Kudlow should spearhead an effort to identify which products and materials are essential for American public health and national defence. Once that’s established, decisions need to be made about what production needs to come back to the US, what can be a joint production effort between Washington and its allies, and what needs to be stockpiled.

Such an effort might be costly and complex, but not as financially draining and difficult as scrambling for solutions when a black swan event shuts down trade.

Some US companies cut China reliance as outbreak disrupts output

This solution should be a public-private partnership meant to bring a new degree of sustainability to industries.
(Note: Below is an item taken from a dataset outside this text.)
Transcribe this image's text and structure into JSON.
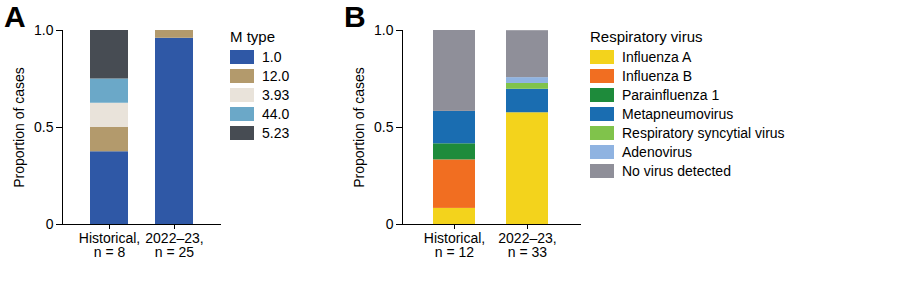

Most importantly, with a clearer delineation of what are key commodities, and measures in place to ensure their availability, business ties between the US and China could proceed without fear that the relationship is undermining American interests.

It might seem hopelessly naive to think that US multinationals and Washington’s China hawks will see eye to eye or that a sensible plan would emerge as politicians on both sides work themselves into a froth of mutual recriminations.

But there’s no getting around the need to find a compromise between business as it has been for the past few decades and a complete removal of China from the supply chain of American industry. Neither is an option.